I have a client that has a lot of older content that contains many base64 images in the body. The issue here is that this ends up with thousands of these warnings and indexing takes hours with drush - and cannot be done from the front end as it exhausts the memory.

gEIWnEigsEpWFJ9EJZAaRwsSR6FgSDUOioshUNJWGZTLxXDZewMUKORgBGyvi4CRcjISNFrNwEg5OxMHz2UQRjyQVkH1FZJWU4u9L0ynZQRqePZDvNAiCjYJgkyDYJHAahQ6DyBEocuhEDq3QESB0akVOrSRYK3UGiO1qH4dG4QhQOXRqm9bPqrFGWXMLklaWzfhuXs7q2RkrZ6YtK0peUpBYnhNXkRu.Database
search servers currently cannot index such words correctly – the word was therefore trimmed to the allowed length.

Is there anyway of ignoring base64 strings? Or ignoring content that contains them? It's not feasible to search the thousands of nodes containing these strings and replace them...I tried that and it turns out there are much more than I thought.

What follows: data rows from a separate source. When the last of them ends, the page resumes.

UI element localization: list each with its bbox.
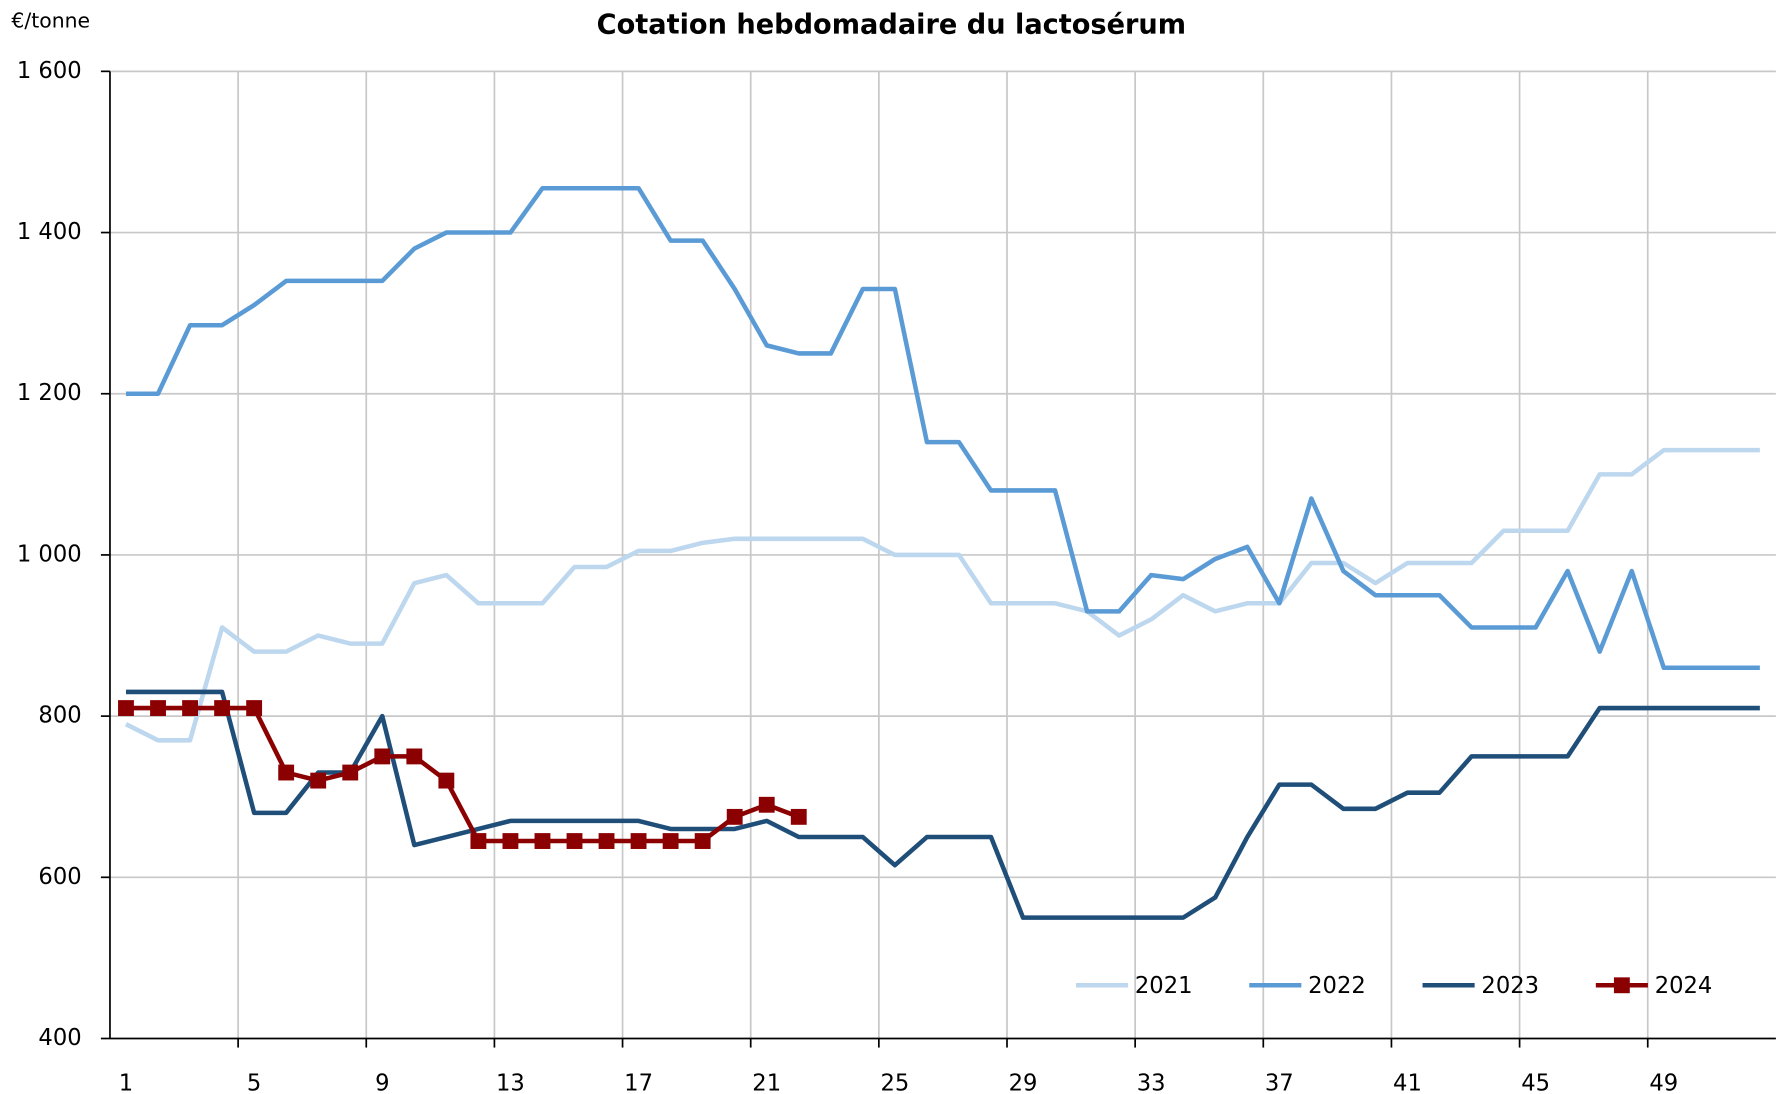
y-tick-label: 1 000: [17, 541, 82, 567]
point-marker: [790, 808, 807, 825]
point-marker: [502, 833, 519, 849]
series-line: [124, 447, 1760, 743]
point-marker: [214, 700, 231, 716]
point-marker: [150, 700, 166, 716]
x-tick-label: 33: [1137, 1070, 1166, 1094]
legend-marker: [1613, 977, 1630, 994]
point-marker: [342, 764, 359, 781]
point-marker: [534, 833, 551, 849]
legend-label: 2021: [1135, 973, 1193, 999]
x-tick-label: 5: [247, 1070, 261, 1094]
point-marker: [758, 796, 775, 813]
y-tick-label: 1 200: [17, 380, 82, 406]
point-marker: [726, 808, 743, 825]
legend-label: 2024: [1655, 973, 1713, 999]
x-tick-label: 29: [1009, 1070, 1038, 1094]
x-tick-label: 13: [496, 1070, 525, 1094]
x-tick-label: 41: [1393, 1070, 1422, 1094]
chart-title: Cotation hebdomadaire du lactosérum: [597, 10, 1186, 41]
x-tick-label: 49: [1649, 1070, 1678, 1094]
legend-label: 2023: [1481, 973, 1539, 999]
y-tick-label: 1 400: [17, 219, 82, 245]
x-tick-label: 37: [1265, 1070, 1294, 1094]
point-marker: [246, 700, 263, 716]
point-marker: [278, 764, 295, 781]
series-line: [125, 185, 1760, 671]
point-marker: [470, 833, 487, 849]
y-tick-label: 600: [38, 864, 81, 890]
point-marker: [438, 772, 455, 789]
y-tick-label: 400: [38, 1025, 81, 1051]
point-marker: [598, 833, 615, 849]
point-marker: [310, 772, 327, 789]
x-tick-label: 21: [752, 1070, 781, 1094]
x-tick-label: 25: [880, 1070, 909, 1094]
series-line: [125, 705, 800, 844]
y-tick-label: 1 600: [17, 58, 82, 84]
x-tick-label: 45: [1521, 1070, 1550, 1094]
x-tick-label: 9: [375, 1070, 389, 1094]
point-marker: [662, 833, 679, 849]
y-tick-label: 800: [38, 703, 81, 729]
point-marker: [118, 700, 134, 716]
x-tick-label: 17: [624, 1070, 653, 1094]
point-marker: [566, 833, 583, 849]
legend-label: 2022: [1308, 973, 1366, 999]
series-line: [125, 689, 1760, 920]
point-marker: [182, 700, 198, 716]
point-marker: [374, 748, 391, 765]
x-tick-label: 1: [119, 1070, 133, 1094]
y-axis-label: €/tonne: [11, 9, 90, 33]
point-marker: [630, 833, 647, 849]
point-marker: [406, 748, 423, 765]
point-marker: [694, 833, 711, 849]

This has only been an issue since upgrading to the latest search_api module

Comments

drunken monkey’s picture

Status: Active » Fixed

You can use the "Tokenizer" processor for that. Just change the "Ignorable characters" setting from ['] to something like [']|\w{30,} (which would remove apostrophes and words with 30 or more characters from the index).

Status: Fixed » Closed (fixed)

Automatically closed - issue fixed for 2 weeks with no activity.